AgileData.io DataOps

There are a number of mindsets and patterns that we expect all members of the AgileData.io team to embrace. This document provides a light overview of these.

It is a form of mantra that highlights the things we think are more important than some other things.

This is the page we send new team members to first, so they can get a feel of how we work.

Our definition of DataOps

DataOps is the term we use to describe the blending of DevOps agile and lean patterns to automate the way we build and maintain the AgileData.io product.

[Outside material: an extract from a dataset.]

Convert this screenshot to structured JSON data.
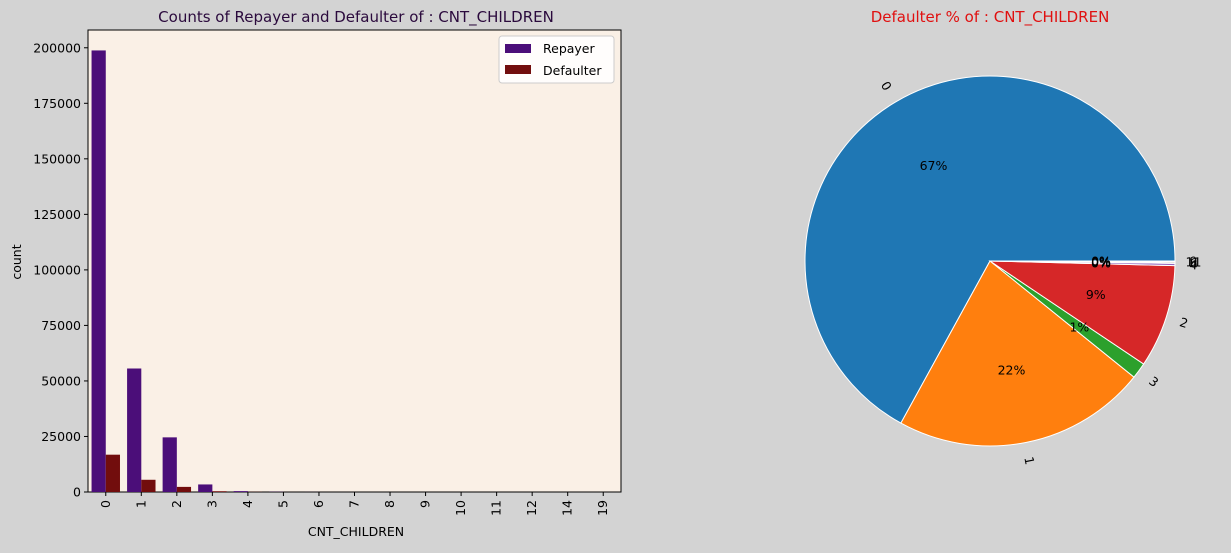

We focus on the art of simplicity. To achieve this everything we do should be automated, decoupled and replaceable.

Single version of code

  • We store all our code in a code repository so that everyone on the team can see, review and work on the code whenever they require.

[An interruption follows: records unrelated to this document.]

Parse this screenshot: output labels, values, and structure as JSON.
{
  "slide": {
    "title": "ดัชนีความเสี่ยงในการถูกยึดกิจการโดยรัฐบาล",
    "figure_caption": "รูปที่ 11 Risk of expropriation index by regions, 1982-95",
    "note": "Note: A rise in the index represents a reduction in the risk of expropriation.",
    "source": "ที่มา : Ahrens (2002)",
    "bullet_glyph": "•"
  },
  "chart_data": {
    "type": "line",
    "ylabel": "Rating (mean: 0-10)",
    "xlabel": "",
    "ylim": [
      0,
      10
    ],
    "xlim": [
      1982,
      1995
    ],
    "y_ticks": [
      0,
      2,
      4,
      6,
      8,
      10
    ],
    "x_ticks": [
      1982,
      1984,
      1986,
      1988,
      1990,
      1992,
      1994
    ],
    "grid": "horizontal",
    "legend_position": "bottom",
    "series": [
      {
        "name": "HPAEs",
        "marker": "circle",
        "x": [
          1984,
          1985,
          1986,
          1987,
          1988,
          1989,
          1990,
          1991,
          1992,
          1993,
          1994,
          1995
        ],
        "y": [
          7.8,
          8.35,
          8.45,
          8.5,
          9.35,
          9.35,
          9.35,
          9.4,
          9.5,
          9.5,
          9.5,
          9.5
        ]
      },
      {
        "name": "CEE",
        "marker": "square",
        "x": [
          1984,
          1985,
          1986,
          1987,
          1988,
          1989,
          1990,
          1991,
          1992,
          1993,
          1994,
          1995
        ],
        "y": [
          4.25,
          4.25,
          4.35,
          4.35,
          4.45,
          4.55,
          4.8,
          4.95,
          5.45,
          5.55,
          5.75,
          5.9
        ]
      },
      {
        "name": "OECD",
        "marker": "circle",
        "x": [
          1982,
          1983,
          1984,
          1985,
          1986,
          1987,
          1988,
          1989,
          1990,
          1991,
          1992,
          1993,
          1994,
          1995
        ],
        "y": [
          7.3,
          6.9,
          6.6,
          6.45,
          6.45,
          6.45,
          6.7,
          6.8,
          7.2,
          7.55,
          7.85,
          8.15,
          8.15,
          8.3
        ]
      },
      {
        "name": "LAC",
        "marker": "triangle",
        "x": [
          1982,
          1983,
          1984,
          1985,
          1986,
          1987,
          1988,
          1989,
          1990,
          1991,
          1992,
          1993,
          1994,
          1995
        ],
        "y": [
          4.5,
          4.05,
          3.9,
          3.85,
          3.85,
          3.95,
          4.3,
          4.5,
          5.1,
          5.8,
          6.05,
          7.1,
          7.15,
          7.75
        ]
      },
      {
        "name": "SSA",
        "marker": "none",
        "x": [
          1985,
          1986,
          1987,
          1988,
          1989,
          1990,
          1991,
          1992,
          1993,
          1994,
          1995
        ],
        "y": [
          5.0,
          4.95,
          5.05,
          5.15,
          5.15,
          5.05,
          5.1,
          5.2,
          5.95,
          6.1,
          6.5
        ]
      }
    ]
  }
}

  • We store our code in Google Cloud Repository .

  • You can use what ever IDE you prefer to create your code with simplicity.

  • You should pull code whenever you want to make a change, and commit it when you have made that change.

Connect and collaborate when required

  • We all work remotely. We are expected to be connected via Slack and available via Google Meet whenever you are working.

  • If you don’t need a reply now, post it in slack.

  • If you need a reply now, contact the person directly via the phone or google meet.

  • We don’t use emails to have conversations with each other.

  • You don’t have to respnd to slack posts immediately, but its good behaviour to add a reaction to a post when you have read it. Feel free to find your own favourite unique reaction icon (but you dont have to)

  • We expect everybody will need to collaborate with other team members to get stuff done, so we do it as and when we require. If you haven’t collaborated with somebody each day something is probably wrong and you probably want to look at fixing it.

  • We don’t do “daily standups” as we are small enough to be able to leverage person to person connections and regular team checkpoints via slack. As we grow our team we may need to do daily checkpoints via Google meet.

Plan when required

  • As we finish our current task we check in via slack to collaborate and agree what the next priority is.

  • We run a visual Product Backlog in AgileData.io (hey product backlogs are just data right ;-). This provides a current, 1-3 m0nth and +3 month of what we think we will work on next.

  • You can add features you think we need to the feature channel in slack at any time. These get added to the product backlog when it is refined.

  • We physically get together somewhere in the world every 3 months to work together for a week or two, and to reconnect, learn new jokes and collaborate on updating the product backlog with what we think is important.

Serverless infrastructure as code

  • We use the Google Cloud Platform (GCP) as our underlying infrastructure. We have a strong preference for GCP serverless components over anything else.

  • Regardless of what type of GCP service we are using we provision our infrastructure using code, not manual effort.

  • We treat our infrastructure as “cattle not pets”, if a part of our infrastructure becomes unhealthy instead of repeatably trying to fix it to restore its health we destroy the unhealthy one and provision a new healthy one. This is one of the many reasons we provision our infrastructure using code.

We value simplicity, then scale, then performance, then cost

  • We value creating things that are simple for our users to use.

  • We value things that are simple for us to create and maintain.

  • Once we have created something with simplicity, we value spending time making sure it can scale as we do.

  • Once we have ensured it can scale, we value spending time improving its performance.

  • Once it performs well, we value spending time reducing our costs.

Data is architected using strict patterns

  • Data and the data infrastructure is architected with a number of fit for purpose data patterns, which manage the way data is collected, transformed and stored.

  • The AgileData.io product meets the needs of many different types of customers, industries and use cases. To do this we have created some “magic” that provides us the flexibility to meet these needs, while retaining the ability to leverage reusable patterns.

We loosely leverage the following patterns as part of our “magic”

  • Persistant Staging Area (PSA) or Data Lake;

  • Event modelling;

  • Data Vault;

  • Gherkin;

  • Business Rules Execution;

  • Pub/Sub or Message Queues;

  • BDD orientated testing;

  • Micro Services;

  • Virtualised or persisted semantic layer;

  • Open Source code.

Continuously build, test, release and deploy

  • We continuously build, test and deploy our infrastructure, code, data and content.

Log everything, its all critical data insights

  • We log every interaction, both manual and automated, to provide empirical data on the state, performance and usage of the AgileData.io product.

Check everything is working the way it should

  • We continuously run tests on our infrastructure, code and data to identify issues immediately.